Al Qaeda in the Islamic Maghreb (AQIM) has claimed responsibility for twin suicide bombings that killed 18 people Friday at a military academy in Algeria. At least 26 others were wounded in the attack.
The North African offshoot of the international Al Qaeda terrorist organization claimed in a statement that 36 people had been killed and more than 35 wounded at the Cherchell academy, west of Algiers.
One of the bombers was riding a motorcycle when he detonated the explosives. The second terrorist detonated his bomb a few seconds later. Both were in front of the entrance to the academy's officers' mess hall, when they carried out the attack, timed to occur just as all the soldiers had gathered to break the Ramadan fast.
Although most of the dead were Algerians, among the victims were two Syrians lieutenants-colonel, Ahmad Ahmad and Anouar Sa'ad, a diplomatic source said. A Tunisian officer, Major Bechir Ouerghi, was also killed.

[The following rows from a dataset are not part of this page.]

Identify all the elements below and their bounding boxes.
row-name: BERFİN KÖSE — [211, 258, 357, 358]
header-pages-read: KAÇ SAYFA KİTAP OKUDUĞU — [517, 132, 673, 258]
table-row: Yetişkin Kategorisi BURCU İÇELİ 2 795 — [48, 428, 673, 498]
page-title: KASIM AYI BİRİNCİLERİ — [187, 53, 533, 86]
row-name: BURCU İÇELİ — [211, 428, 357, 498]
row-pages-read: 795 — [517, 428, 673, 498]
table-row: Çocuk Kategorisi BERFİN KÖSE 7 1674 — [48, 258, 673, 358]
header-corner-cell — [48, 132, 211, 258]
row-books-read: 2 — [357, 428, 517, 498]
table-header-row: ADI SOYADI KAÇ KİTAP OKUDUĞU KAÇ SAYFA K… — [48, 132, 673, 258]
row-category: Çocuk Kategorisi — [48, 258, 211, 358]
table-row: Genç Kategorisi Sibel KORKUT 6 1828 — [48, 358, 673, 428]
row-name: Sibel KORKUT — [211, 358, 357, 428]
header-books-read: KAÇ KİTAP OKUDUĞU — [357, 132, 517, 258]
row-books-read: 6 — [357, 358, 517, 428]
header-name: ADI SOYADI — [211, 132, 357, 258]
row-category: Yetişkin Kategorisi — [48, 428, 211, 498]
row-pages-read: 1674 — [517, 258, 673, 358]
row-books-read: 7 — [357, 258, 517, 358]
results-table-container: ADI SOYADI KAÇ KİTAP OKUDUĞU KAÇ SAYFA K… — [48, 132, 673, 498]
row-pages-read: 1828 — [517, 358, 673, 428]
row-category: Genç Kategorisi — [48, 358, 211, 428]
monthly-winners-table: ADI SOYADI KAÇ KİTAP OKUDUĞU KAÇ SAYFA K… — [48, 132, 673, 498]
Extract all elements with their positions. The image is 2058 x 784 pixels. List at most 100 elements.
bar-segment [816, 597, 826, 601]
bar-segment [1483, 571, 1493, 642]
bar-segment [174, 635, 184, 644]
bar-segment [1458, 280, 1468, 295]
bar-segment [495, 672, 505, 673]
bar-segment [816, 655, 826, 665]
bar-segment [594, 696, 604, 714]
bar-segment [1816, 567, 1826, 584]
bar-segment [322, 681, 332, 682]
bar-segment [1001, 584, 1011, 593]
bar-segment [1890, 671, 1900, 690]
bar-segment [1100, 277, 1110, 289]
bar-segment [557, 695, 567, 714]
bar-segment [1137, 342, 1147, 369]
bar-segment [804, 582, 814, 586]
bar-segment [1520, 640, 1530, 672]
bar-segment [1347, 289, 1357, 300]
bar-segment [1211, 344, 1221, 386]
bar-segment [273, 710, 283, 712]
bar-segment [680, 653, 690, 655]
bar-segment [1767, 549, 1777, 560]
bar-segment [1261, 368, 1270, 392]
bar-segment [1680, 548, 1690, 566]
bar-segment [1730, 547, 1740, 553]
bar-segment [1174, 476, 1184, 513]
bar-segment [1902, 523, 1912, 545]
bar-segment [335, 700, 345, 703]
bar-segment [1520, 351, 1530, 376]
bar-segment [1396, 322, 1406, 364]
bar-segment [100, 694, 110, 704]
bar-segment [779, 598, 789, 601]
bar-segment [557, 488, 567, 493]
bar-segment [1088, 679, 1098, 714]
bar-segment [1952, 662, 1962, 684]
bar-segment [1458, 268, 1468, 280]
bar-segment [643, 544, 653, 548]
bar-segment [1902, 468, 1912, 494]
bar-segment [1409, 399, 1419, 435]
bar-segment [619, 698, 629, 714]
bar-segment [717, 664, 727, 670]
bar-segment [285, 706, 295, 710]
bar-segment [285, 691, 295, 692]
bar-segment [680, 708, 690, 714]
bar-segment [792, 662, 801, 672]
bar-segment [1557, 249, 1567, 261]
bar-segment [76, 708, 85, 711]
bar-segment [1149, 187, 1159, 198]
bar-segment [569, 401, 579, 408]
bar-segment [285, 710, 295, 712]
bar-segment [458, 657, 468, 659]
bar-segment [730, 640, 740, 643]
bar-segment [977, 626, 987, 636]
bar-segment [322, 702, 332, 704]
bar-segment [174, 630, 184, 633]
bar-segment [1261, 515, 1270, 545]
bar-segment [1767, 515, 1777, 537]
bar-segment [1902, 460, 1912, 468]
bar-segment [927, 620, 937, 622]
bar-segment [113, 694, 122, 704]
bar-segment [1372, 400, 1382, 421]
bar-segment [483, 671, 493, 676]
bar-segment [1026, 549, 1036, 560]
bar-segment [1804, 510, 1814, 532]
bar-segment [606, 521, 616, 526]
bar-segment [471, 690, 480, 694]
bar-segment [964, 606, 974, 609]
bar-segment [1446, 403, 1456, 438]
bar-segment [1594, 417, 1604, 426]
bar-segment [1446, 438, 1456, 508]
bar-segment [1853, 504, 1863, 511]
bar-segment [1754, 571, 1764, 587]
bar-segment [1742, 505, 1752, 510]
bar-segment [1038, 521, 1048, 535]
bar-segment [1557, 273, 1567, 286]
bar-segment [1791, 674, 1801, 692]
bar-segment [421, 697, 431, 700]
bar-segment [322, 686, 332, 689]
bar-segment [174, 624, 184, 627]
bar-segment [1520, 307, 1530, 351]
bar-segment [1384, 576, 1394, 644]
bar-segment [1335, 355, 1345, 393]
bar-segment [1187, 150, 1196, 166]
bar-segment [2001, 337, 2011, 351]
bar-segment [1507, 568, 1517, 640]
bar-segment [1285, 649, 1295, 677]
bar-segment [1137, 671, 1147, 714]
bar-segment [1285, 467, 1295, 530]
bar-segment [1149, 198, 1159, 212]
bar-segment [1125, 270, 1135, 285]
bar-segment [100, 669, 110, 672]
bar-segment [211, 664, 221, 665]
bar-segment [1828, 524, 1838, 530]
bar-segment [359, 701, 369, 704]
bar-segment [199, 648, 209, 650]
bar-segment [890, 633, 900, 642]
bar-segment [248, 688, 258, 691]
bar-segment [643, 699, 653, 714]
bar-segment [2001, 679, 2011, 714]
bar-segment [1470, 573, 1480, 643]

The explosives-packed motorcycle was intended to punish the Algerian government for supporting the regime of former Libyan dictator Muammar Qaddafi, AQIM said.
A statement titled “A Gift for Eid” was emailed to the AFP news bureau in Morocco claiming responsibility for “the two martyr operations” Friday which “targeted the heart of Algeria's Cherchell military institution.” The authenticity of the email, could not be immediately verified.
The text of the statement described the military academy as the “most important symbol of the Algerian regime” -- the reason it was targeted by the terrorist organization.
Algeria did not recognize Libya's National Transitional Council government following the victory of rebel forces in Tripoli, nor did Algiers ever call for Qaddafi to step down.
The Algerian government last week maintained that it had kept a “strict neutrality in refusing to intervene in one way or another in the internal affairs” of Libya.
On Monday morning, the Algerian foreign ministry informed the United Nations that Qaddafi's wife and daughter, two of his sons and their children had arrived in the country.
The de facto Libyan transitional government, infuriated, said it would demand their extradition from Algeria and warned others in a statement against sheltering Qaddafi family members abroad.